Hints of a new concession, but hesitance, too
"Anyone who has played chess knows the advantage of being one step ahead," says an Israeli official. "But there is a debate in Israel about whether we should or whether we can take an initiative vis-à-vis the Palestinians."
Among the reasons for Israel's hesitancy is the recent Fatah-Hamas reconciliation deal, which unites Israel's Palestinian partners for peace with a group both Israel and the US have branded a terrorist organization; regional upheaval as a result of the Arab Spring, and doubt about Palestinian political will for negotiations.
A week ago, in an address to the Israeli parliament, Netanyahu dropped hints of a fresh move when he emphasized Israel’s large settlement blocs as core requirements for peace -- implying he'd be willing to cede control over other settlements in the West Bank.
But that was quickly overshadowed by a public clash with President Obama over his endorsement of the 1967 line as a basis for negotiations as well as an Israeli announcement of new Jewish neighborhoods in disputed parts of Jerusalem.

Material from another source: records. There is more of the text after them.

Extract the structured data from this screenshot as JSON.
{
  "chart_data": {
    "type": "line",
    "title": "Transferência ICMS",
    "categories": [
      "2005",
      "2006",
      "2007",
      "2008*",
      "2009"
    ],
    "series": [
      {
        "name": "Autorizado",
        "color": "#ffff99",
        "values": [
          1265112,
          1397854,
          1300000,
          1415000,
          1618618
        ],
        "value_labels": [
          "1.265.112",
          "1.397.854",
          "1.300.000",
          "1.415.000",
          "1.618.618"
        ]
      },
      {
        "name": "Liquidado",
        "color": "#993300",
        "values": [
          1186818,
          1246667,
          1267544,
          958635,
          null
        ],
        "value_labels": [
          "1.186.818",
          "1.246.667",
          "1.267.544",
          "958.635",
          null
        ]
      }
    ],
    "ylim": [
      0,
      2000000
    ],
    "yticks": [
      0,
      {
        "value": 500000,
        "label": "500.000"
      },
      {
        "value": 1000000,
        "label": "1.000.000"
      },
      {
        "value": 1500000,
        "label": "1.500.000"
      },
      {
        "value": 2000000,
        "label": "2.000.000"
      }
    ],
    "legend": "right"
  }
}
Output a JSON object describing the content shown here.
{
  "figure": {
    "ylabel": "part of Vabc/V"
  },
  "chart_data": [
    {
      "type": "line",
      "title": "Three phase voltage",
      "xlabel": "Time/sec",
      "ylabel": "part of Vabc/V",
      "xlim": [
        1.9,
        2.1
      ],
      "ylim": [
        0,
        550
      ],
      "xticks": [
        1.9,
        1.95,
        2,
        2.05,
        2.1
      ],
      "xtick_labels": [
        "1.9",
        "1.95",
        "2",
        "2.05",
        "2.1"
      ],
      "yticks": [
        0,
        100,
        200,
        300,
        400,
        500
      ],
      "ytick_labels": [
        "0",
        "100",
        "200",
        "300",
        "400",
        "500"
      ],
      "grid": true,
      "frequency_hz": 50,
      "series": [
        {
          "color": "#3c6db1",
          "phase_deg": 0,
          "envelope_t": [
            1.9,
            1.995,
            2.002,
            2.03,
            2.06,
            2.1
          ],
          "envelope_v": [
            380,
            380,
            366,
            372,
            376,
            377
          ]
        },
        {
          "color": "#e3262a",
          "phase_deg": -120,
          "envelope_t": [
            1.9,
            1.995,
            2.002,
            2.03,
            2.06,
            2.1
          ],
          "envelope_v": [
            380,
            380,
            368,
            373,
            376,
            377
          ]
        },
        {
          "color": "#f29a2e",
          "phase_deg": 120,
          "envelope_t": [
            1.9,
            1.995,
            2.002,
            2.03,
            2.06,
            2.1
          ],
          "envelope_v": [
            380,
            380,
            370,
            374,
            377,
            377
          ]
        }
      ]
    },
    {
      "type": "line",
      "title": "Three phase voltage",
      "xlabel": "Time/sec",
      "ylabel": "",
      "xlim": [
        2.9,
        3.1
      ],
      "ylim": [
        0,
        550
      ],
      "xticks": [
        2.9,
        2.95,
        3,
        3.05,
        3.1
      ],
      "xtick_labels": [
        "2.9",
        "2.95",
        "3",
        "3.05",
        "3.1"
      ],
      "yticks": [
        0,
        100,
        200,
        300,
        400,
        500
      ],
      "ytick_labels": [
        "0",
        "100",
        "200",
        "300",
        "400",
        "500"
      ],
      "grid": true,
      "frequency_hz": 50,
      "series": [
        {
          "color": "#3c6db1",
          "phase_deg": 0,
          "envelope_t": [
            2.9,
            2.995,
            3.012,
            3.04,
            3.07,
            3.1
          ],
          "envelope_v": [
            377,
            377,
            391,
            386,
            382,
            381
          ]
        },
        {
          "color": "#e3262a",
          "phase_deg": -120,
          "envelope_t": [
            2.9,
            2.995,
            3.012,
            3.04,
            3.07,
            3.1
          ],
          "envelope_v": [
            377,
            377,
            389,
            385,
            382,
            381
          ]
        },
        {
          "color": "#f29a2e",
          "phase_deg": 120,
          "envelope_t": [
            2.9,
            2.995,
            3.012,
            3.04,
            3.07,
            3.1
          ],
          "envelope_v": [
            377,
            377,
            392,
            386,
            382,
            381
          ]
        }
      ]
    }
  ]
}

Make-or-break speech for Netanyahu
Analysts believe the unprecedented public confrontation with Obama was initiated by Netanyahu to shore up political support back in Israel, but note that it carries the risk of alienating the US administration. The stakes will be even higher today when Netanyahu goes before the Republican-controlled House; Israeli newspapers portrayed it as a make-or-break speech for Netanyahu’s career at home and abroad.
"He is trying to go over Obama’s head. He is embroiling himself, and trying to use a domestic American sphere to make his case," says a Western diplomat based in Jerusalem."He has allowed [Israel] to be painted as the refuser, as the one who is saying no. Usually it’s the Palestinians that play that role."
To be sure, many in Israel don’t believe that a final status peace agreement with the Palestinians is possible at present because the gaps between the sides are too large. But that doesn’t excuse an Israeli prime minister from suggesting his own plan, says Shlomo Avineri, a political science professor at Hebrew University and a former director general for the Israeli Foreign Ministry.
"Between the status quo and the final status agreement there are a whole list of steps that can be taken," says Mr. Avineri, adding that Netanyahu's passiveness is not unique; Israeli prime ministers in the past four decades have generally lacked will and power to embark on dramatic initiatives. "The alternative is not doing anything and hoping for a utopian final status agreement. This would be not helpful because Israel should not appear as being passive and leaving the initiative to others.’’
Many Israelis see peaceniks and settlers alike as reckless, impatient
The impatience with Netanyahu also comes from core supporters. While they applauded his rejection of returning to the 1967 borders, they want the prime minister to annex West Bank settlements to Israel in response to the Palestinian move.
"If you believe that you have the right to annex Judea and Samaria because it's your land, then what are you waiting for?’’ says Yishia Fleisher, director of Kumah.org, an organization which promotes Jewish settlement in the West Bank and Jerusalem. "Why does Israel always to have to always be reactionary?"
But Mr. Halevy argues that Netanyahu’s perceived inaction doesn’t bother the average Israel, and instead reflects widespread disillusionment from ideological movements at opposite ends of the political spectrum that have fallen from popularity.
"Many other Israelis have reached the opposite conclusion: that the recklessness of both the peace movement and the settlement movement, both of which believed that they could bring peace and security to Israel, and instead brought the opposite. For them that’s what brought us to the dead end that we’re in."